Tanks and light armored vehicles constitute about a fifth of the vehicles in a Soviet tank or motor rifle division. The rest are trucks, trailers, and other support vehicles. Very few of these are amphibious. To get these vehicles across a river, conventional combat engineer techniques are used. Pontoon bridge systems like the PMP are the usual method. The PMP is carried on a truck; the truck backs up to the edge of the river, and the pontoon sections are slid off into the water for the engineers to assemble. A typical Soviet division has enough PMP sections to make 120 meters of sixty-ton bridge, or 280 meters of twenty-ton bridge. The bridge takes from fifteen to forty minutes to assemble, depending on the type. In the event of a major river crossing operation, additional pontoon bridge units would be provided to allow several bridges to be assembled.

Rivers are the main natural obstacle to mobile tank warfare. Mines are the most common manmade obstacle. The Soviets have paid more attention to rapid minefield breaching than any other army. Every tank regiment has its own minefield breaching equipment, and the division has specialized equipment. The standard method for minefield breaching is the mine roller, which consists of heavy cast metal wheels on special arms attached to the front of the tank. The tank is driven into the minefield and the rollers detonate the mines in front of the tank. The rollers can withstand more than a dozen mine explosions before they are worn out and have to be replaced. Soviet tanks can also be fitted with mine rakes — small plows that push aside tilt mines or other types of mines that the rollers do not detonate. As the mine-roller tank drives through the minefield, it leaves a trail of incandescent markers for the remaining tanks to follow.

Minefield breaching of this type is slow and tedious. The mine-roller assembly is too heavy to permit tanks to always carry it. It takes time to bring it forward from rear supply areas and fit it to the tank. And the tank moves through the minefield slowly. If the minefield is properly protected with tanks or antitank missiles, the mine-rolling tank makes an easy target. The way around this problem is to use a rapid minefield breaching method. The Soviets use a specialized vehicle called the MTK, which has a special rocket launcher. Attached to the rocket is a length of explosive tubing. When fired, the rocket drags the explosive over the minefield and drops it. When it hits, the explosive line charge is detonated, destroying mines near it and blowing a path through the minefield. Such a system is very quick to operate, but it is complex and costly. A division will have only a handful of these vehicles.

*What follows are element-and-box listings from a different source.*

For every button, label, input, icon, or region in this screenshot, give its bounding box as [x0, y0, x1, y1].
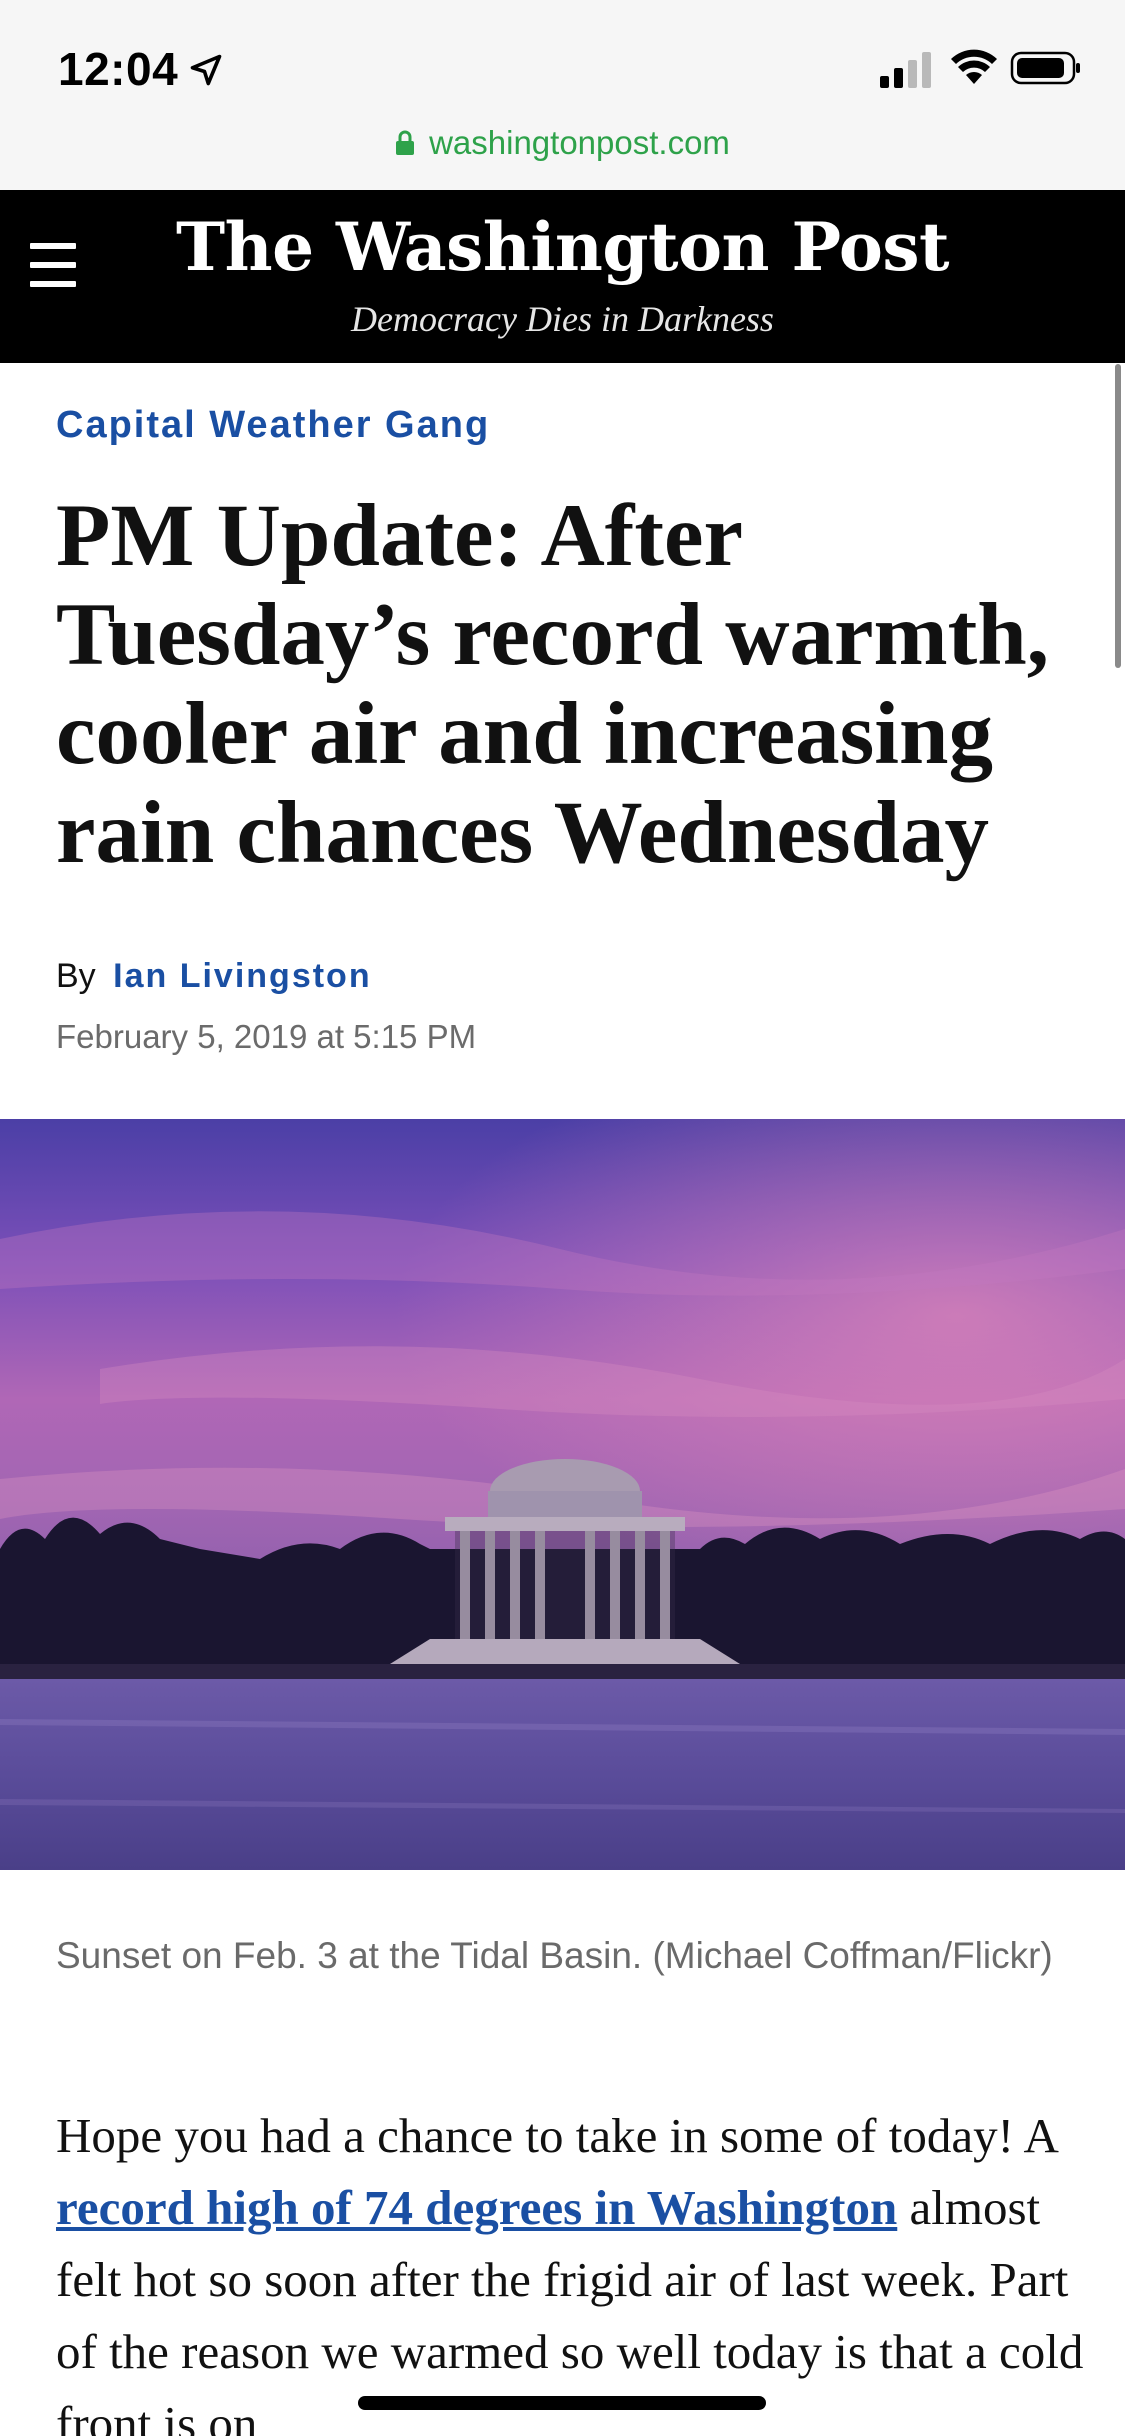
author-link[interactable]: Ian Livingston — [113, 957, 371, 995]
article-paragraph: Hope you had a chance to take in some of… — [56, 2100, 1086, 2436]
site-tagline: Democracy Dies in Darkness — [351, 299, 774, 339]
site-header: The Washington Post Democracy Dies in Da… — [0, 190, 1125, 363]
section-kicker[interactable]: Capital Weather Gang — [56, 404, 490, 447]
status-bar: 12:04 — [0, 0, 1125, 130]
byline-prefix: By — [56, 957, 96, 995]
lock-icon — [396, 130, 415, 155]
hero-image — [0, 1119, 1125, 1870]
publish-date: February 5, 2019 at 5:15 PM — [56, 1018, 477, 1055]
url-bar[interactable]: washingtonpost.com — [0, 118, 1125, 168]
site-logo[interactable]: The Washington Post — [0, 208, 1125, 286]
image-caption: Sunset on Feb. 3 at the Tidal Basin. (Mi… — [56, 1935, 1053, 1976]
cellular-signal-icon — [880, 52, 931, 88]
battery-icon — [1010, 51, 1080, 85]
article-headline: PM Update: After Tuesday’s record warmth… — [56, 487, 1049, 882]
browser-chrome: 12:04 washingtonpost.com — [0, 0, 1125, 190]
body-text-1: Hope you had a chance to take in some of… — [56, 2108, 1057, 2163]
url-text[interactable]: washingtonpost.com — [429, 124, 730, 162]
location-arrow-icon — [190, 54, 222, 86]
wifi-icon — [951, 49, 997, 84]
byline: By Ian Livingston — [56, 957, 372, 996]
record-high-link[interactable]: record high of 74 degrees in Washington — [56, 2180, 897, 2235]
scroll-indicator — [1115, 364, 1121, 668]
home-indicator[interactable] — [358, 2396, 766, 2410]
status-time: 12:04 — [58, 43, 179, 95]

Although the Western press is full of stories about "technology transfer" and the Soviet acquisition or theft of Western military technology, the reverse situation is not often discussed. One of the few areas where the U.S. Army has copied Soviet technology has been combat engineer equipment. The U.S. Army's ribbon bridge system is based on the Soviet PMP system. The U.S. Army and Israeli Army mine rollers and mine rakes are based on Soviet mine-clearing systems. None of these are high-tech systems, but they do demonstrate the Soviet attention to detail in this often neglected area.

Indeed, the amount of Soviet attention to combat engineering belies Soviet claims of the defensive orientation of the Warsaw Pact. An army does not need a lot of fast bridging equipment or minefield breaching systems if it is primarily interested in defense. An army that has an offensive posture, however, requires rapidly deployable bridging equipment, since it has to presume that its opponent will destroy his own bridges as he retreats, to hinder the passage of the enemy. This has even been recognized by Mikhail Gorbachev, who stated in his UN speech in December 1988 that he would reduce the amount of engineer equipment held by forward-deployed Soviet formations in Central Europe as part of the Soviet gesture to reduce cold war tensions in the area.